Whenever I believed I could not love him more, I did.
CHAPTER 53
Could you listen to your devoted lover?
Listen just a while, it will soon be over
“ACROSTIC IN HENDECASYLLABICS,” JOY DAVIDMAN
It was a Thursday, March 21, the spring equinox, the time I’d told Jack at our first meeting was a signal of new beginnings. He’d believed new beginnings were heralded by autumn. But it looked like I was right, for this was our wedding day. A real one.
My hospital room, now so familiar I could see it with my eyes closed, was cluttered with books and papers, with my typewriter and notepads. Newspapers and even a Scrabble game were scattered on the rolling table across from my bed, yet it would become a sacred cathedral in the next moments.
Plaster held my leg in place and my foot was propped high in traction, metal poles overhead, pulleys and gears, as I lay supine in the bed. Pillows were stuffed behind my back and shoulders to prop me. A clean white blanket was tented over my raised leg. My hair, brushed and clean with the help of the orderly, fell over my shoulders. From the wife of a patient down the hall, I’d borrowed a tube of red lipstick and swiped it across my lips.
Warnie came to my bedside first. “Joy, I have loved you like a sister, and now you will be my sister.” His sober eyes were clear and yet filled with tears. “I have never loved you more.”
“Warnie, look at us, loving each other and loving the same man.”
He placed his hand in mine. “I pray for you every day.”
Warnie moved away as Jack leaned close so only I could hear him, his lips soft against my ear, his voice filling me. “You have allowed me to become my true self with you. I hide nothing. Now let us become as one.”
I took Jack’s face in mine and kissed him, not as ardently as I’d have liked, for next to me stood the priest, Peter Bide, a former student of Jack’s, his white collar a comma against his throat and his black robes swishing like smoke with every move.

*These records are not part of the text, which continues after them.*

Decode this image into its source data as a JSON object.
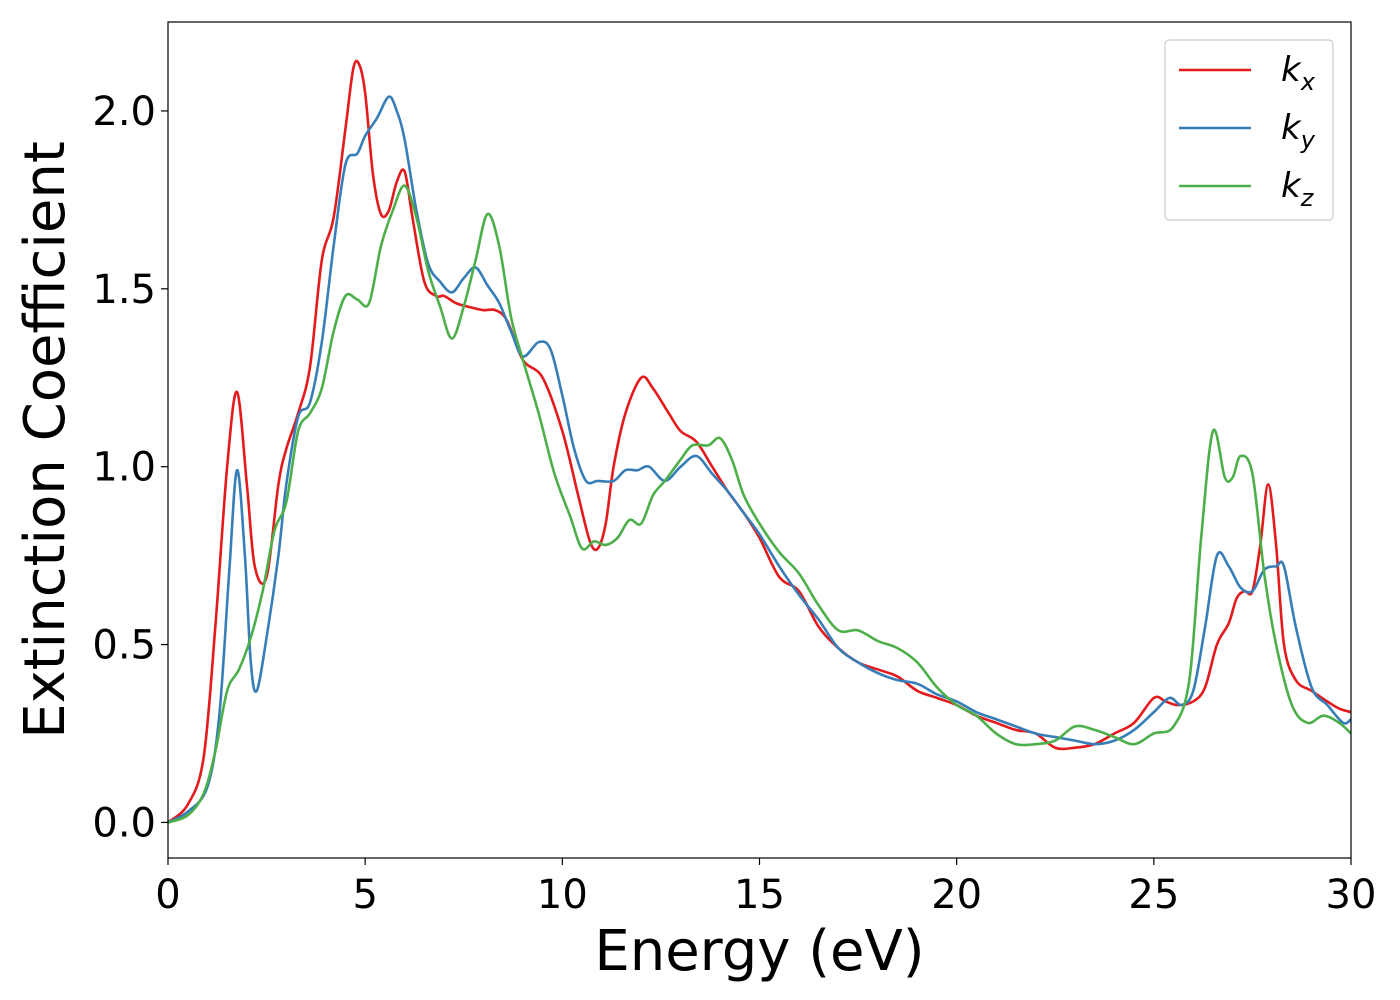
{
  "chart_data": {
    "type": "line",
    "xlabel": "Energy (eV)",
    "ylabel": "Extinction Coefficient",
    "xlim": [
      0,
      30
    ],
    "ylim": [
      -0.1,
      2.25
    ],
    "xticks": [
      0,
      5,
      10,
      15,
      20,
      25,
      30
    ],
    "xtick_labels": [
      "0",
      "5",
      "10",
      "15",
      "20",
      "25",
      "30"
    ],
    "yticks": [
      0.0,
      0.5,
      1.0,
      1.5,
      2.0
    ],
    "ytick_labels": [
      "0.0",
      "0.5",
      "1.0",
      "1.5",
      "2.0"
    ],
    "grid": false,
    "legend_position": "top-right",
    "series": [
      {
        "name": "kx",
        "label_main": "k",
        "label_sub": "x",
        "color": "#e41a1c",
        "x": [
          0,
          0.5,
          0.9,
          1.2,
          1.5,
          1.75,
          2.0,
          2.2,
          2.5,
          2.8,
          3.0,
          3.3,
          3.6,
          3.9,
          4.2,
          4.5,
          4.7,
          4.85,
          5.0,
          5.2,
          5.4,
          5.6,
          5.8,
          6.0,
          6.2,
          6.5,
          6.8,
          7.0,
          7.3,
          7.6,
          8.0,
          8.3,
          8.6,
          9.0,
          9.5,
          10.0,
          10.4,
          10.7,
          10.9,
          11.1,
          11.3,
          11.6,
          12.0,
          12.3,
          12.7,
          13.0,
          13.4,
          13.8,
          14.2,
          14.6,
          15.0,
          15.5,
          16.0,
          16.5,
          17.0,
          17.5,
          18.0,
          18.5,
          19.0,
          19.5,
          20.0,
          20.5,
          21.0,
          21.5,
          22.0,
          22.5,
          23.0,
          23.5,
          24.0,
          24.5,
          25.0,
          25.3,
          25.6,
          26.0,
          26.3,
          26.6,
          26.9,
          27.1,
          27.3,
          27.5,
          27.7,
          27.9,
          28.1,
          28.3,
          28.6,
          29.0,
          29.4,
          29.7,
          30.0
        ],
        "values": [
          0.0,
          0.05,
          0.18,
          0.55,
          1.0,
          1.21,
          0.95,
          0.72,
          0.69,
          0.95,
          1.05,
          1.15,
          1.28,
          1.58,
          1.7,
          1.95,
          2.12,
          2.13,
          2.05,
          1.82,
          1.71,
          1.72,
          1.8,
          1.83,
          1.7,
          1.52,
          1.48,
          1.48,
          1.46,
          1.45,
          1.44,
          1.44,
          1.41,
          1.3,
          1.25,
          1.1,
          0.92,
          0.79,
          0.77,
          0.84,
          1.0,
          1.15,
          1.25,
          1.22,
          1.15,
          1.1,
          1.07,
          1.0,
          0.93,
          0.87,
          0.8,
          0.69,
          0.65,
          0.55,
          0.49,
          0.45,
          0.43,
          0.41,
          0.37,
          0.35,
          0.33,
          0.3,
          0.28,
          0.26,
          0.25,
          0.21,
          0.21,
          0.22,
          0.25,
          0.28,
          0.35,
          0.34,
          0.33,
          0.34,
          0.38,
          0.5,
          0.56,
          0.63,
          0.65,
          0.65,
          0.78,
          0.95,
          0.78,
          0.5,
          0.4,
          0.37,
          0.34,
          0.32,
          0.31
        ]
      },
      {
        "name": "ky",
        "label_main": "k",
        "label_sub": "y",
        "color": "#377eb8",
        "x": [
          0,
          0.5,
          1.0,
          1.3,
          1.55,
          1.75,
          1.95,
          2.1,
          2.25,
          2.5,
          2.8,
          3.0,
          3.3,
          3.6,
          3.9,
          4.2,
          4.5,
          4.8,
          5.0,
          5.3,
          5.6,
          5.8,
          6.0,
          6.3,
          6.6,
          6.9,
          7.2,
          7.5,
          7.8,
          8.1,
          8.4,
          8.7,
          9.0,
          9.4,
          9.7,
          10.0,
          10.3,
          10.6,
          10.9,
          11.3,
          11.6,
          11.9,
          12.2,
          12.6,
          13.0,
          13.4,
          13.8,
          14.2,
          14.6,
          15.0,
          15.5,
          16.0,
          16.5,
          17.0,
          17.5,
          18.0,
          18.5,
          19.0,
          19.5,
          20.0,
          20.5,
          21.0,
          21.5,
          22.0,
          22.5,
          23.0,
          23.5,
          24.0,
          24.5,
          25.0,
          25.4,
          25.7,
          26.0,
          26.3,
          26.6,
          26.9,
          27.2,
          27.5,
          27.8,
          28.1,
          28.3,
          28.6,
          29.0,
          29.4,
          29.8,
          30.0
        ],
        "values": [
          0.0,
          0.03,
          0.1,
          0.3,
          0.7,
          0.99,
          0.75,
          0.45,
          0.37,
          0.52,
          0.75,
          0.95,
          1.14,
          1.18,
          1.35,
          1.62,
          1.85,
          1.88,
          1.93,
          1.98,
          2.04,
          2.0,
          1.92,
          1.72,
          1.57,
          1.52,
          1.49,
          1.53,
          1.56,
          1.51,
          1.46,
          1.38,
          1.31,
          1.35,
          1.33,
          1.2,
          1.05,
          0.96,
          0.96,
          0.96,
          0.99,
          0.99,
          1.0,
          0.96,
          1.0,
          1.03,
          0.98,
          0.93,
          0.87,
          0.81,
          0.72,
          0.64,
          0.57,
          0.49,
          0.45,
          0.42,
          0.4,
          0.39,
          0.36,
          0.34,
          0.31,
          0.29,
          0.27,
          0.25,
          0.24,
          0.23,
          0.22,
          0.23,
          0.26,
          0.31,
          0.35,
          0.33,
          0.37,
          0.55,
          0.75,
          0.72,
          0.66,
          0.65,
          0.71,
          0.72,
          0.72,
          0.55,
          0.38,
          0.33,
          0.28,
          0.29
        ]
      },
      {
        "name": "kz",
        "label_main": "k",
        "label_sub": "z",
        "color": "#4daf4a",
        "x": [
          0,
          0.5,
          0.9,
          1.2,
          1.5,
          1.8,
          2.1,
          2.4,
          2.7,
          3.0,
          3.3,
          3.6,
          3.9,
          4.2,
          4.5,
          4.8,
          5.1,
          5.4,
          5.7,
          6.0,
          6.3,
          6.6,
          6.9,
          7.2,
          7.5,
          7.8,
          8.1,
          8.4,
          8.7,
          9.0,
          9.4,
          9.8,
          10.2,
          10.5,
          10.8,
          11.1,
          11.4,
          11.7,
          12.0,
          12.3,
          12.6,
          13.0,
          13.3,
          13.7,
          14.0,
          14.3,
          14.6,
          15.0,
          15.5,
          16.0,
          16.5,
          17.0,
          17.5,
          18.0,
          18.5,
          19.0,
          19.5,
          20.0,
          20.5,
          21.0,
          21.5,
          22.0,
          22.5,
          23.0,
          23.5,
          24.0,
          24.5,
          25.0,
          25.5,
          25.9,
          26.2,
          26.5,
          26.8,
          27.0,
          27.2,
          27.5,
          27.8,
          28.1,
          28.5,
          28.9,
          29.3,
          29.7,
          30.0
        ],
        "values": [
          0.0,
          0.02,
          0.08,
          0.2,
          0.37,
          0.43,
          0.52,
          0.65,
          0.82,
          0.9,
          1.1,
          1.15,
          1.22,
          1.38,
          1.48,
          1.47,
          1.46,
          1.62,
          1.72,
          1.79,
          1.7,
          1.55,
          1.45,
          1.36,
          1.45,
          1.58,
          1.71,
          1.62,
          1.42,
          1.3,
          1.15,
          0.98,
          0.86,
          0.77,
          0.79,
          0.78,
          0.8,
          0.85,
          0.84,
          0.92,
          0.96,
          1.02,
          1.06,
          1.06,
          1.08,
          1.02,
          0.92,
          0.84,
          0.76,
          0.7,
          0.61,
          0.54,
          0.54,
          0.51,
          0.49,
          0.45,
          0.38,
          0.33,
          0.3,
          0.25,
          0.22,
          0.22,
          0.23,
          0.27,
          0.26,
          0.24,
          0.22,
          0.25,
          0.27,
          0.4,
          0.8,
          1.1,
          0.97,
          0.97,
          1.03,
          0.98,
          0.7,
          0.5,
          0.33,
          0.28,
          0.3,
          0.28,
          0.25
        ]
      }
    ]
  }
}
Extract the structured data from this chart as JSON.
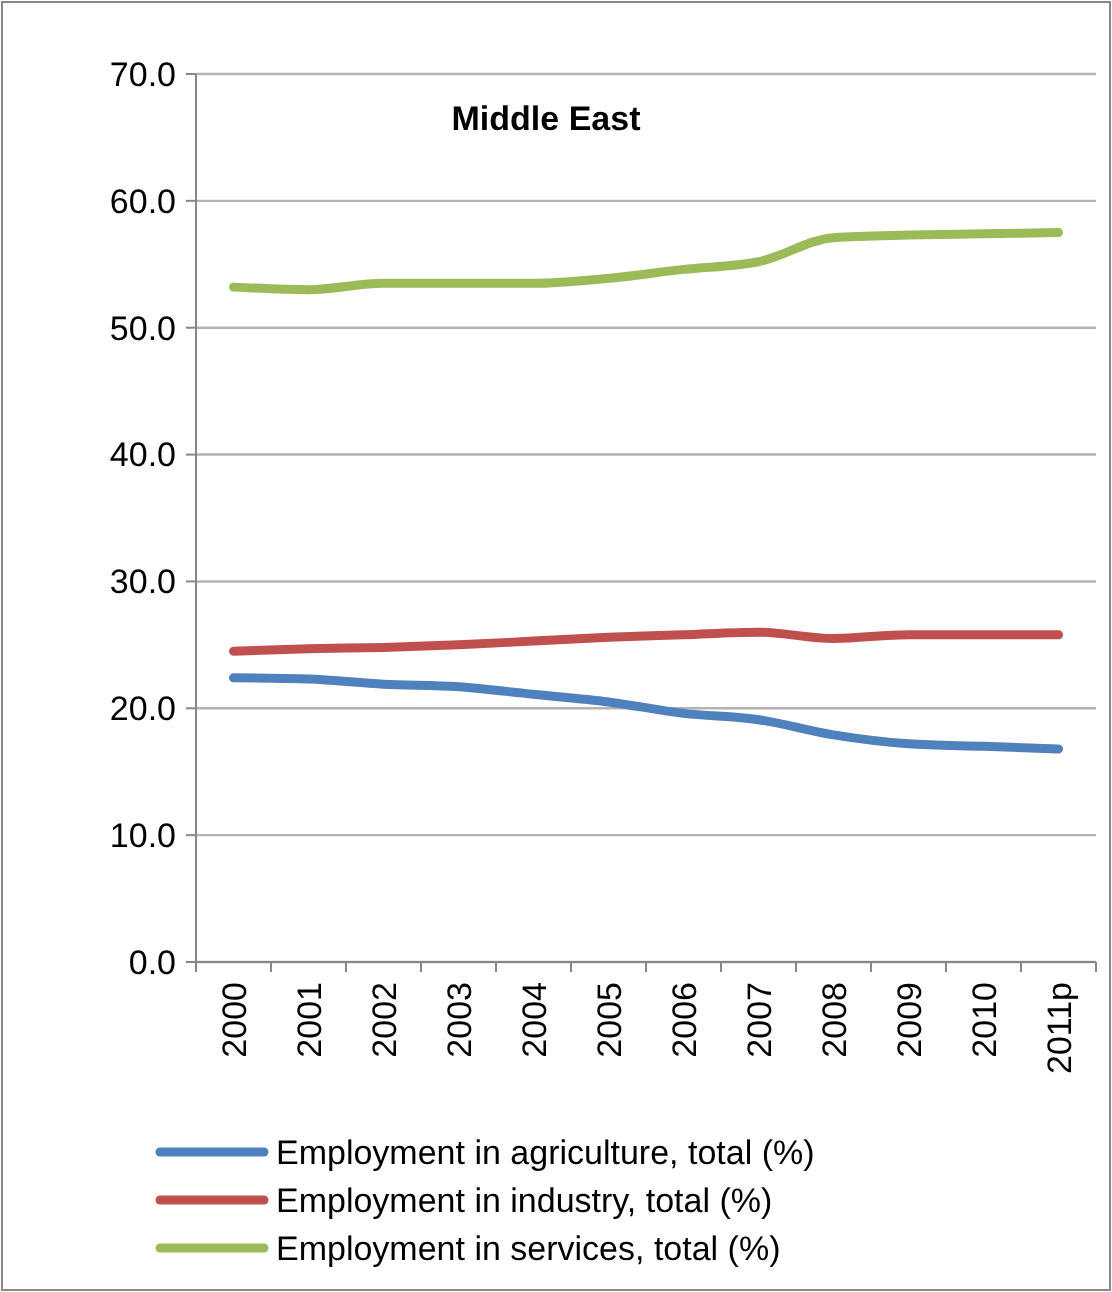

“Are you ready, Joy?” Peter asked in such a serious tone that I wondered if he’d practiced.
“I believe I’ve been ready for this moment all my life,” I said.
Jack squeezed my hand. “How is it that my heart is breaking and yet I’ve never been so happy?”
A ward sister in a prim habit stood with Warnie, who wore a suit pressed so straight he looked frightened to move. He smiled at me and held his hands clasped behind his back as if hiding something. Sober, his cheeks red with health, he stated to all present, “I love Joy as a sister, and now we will make it official.”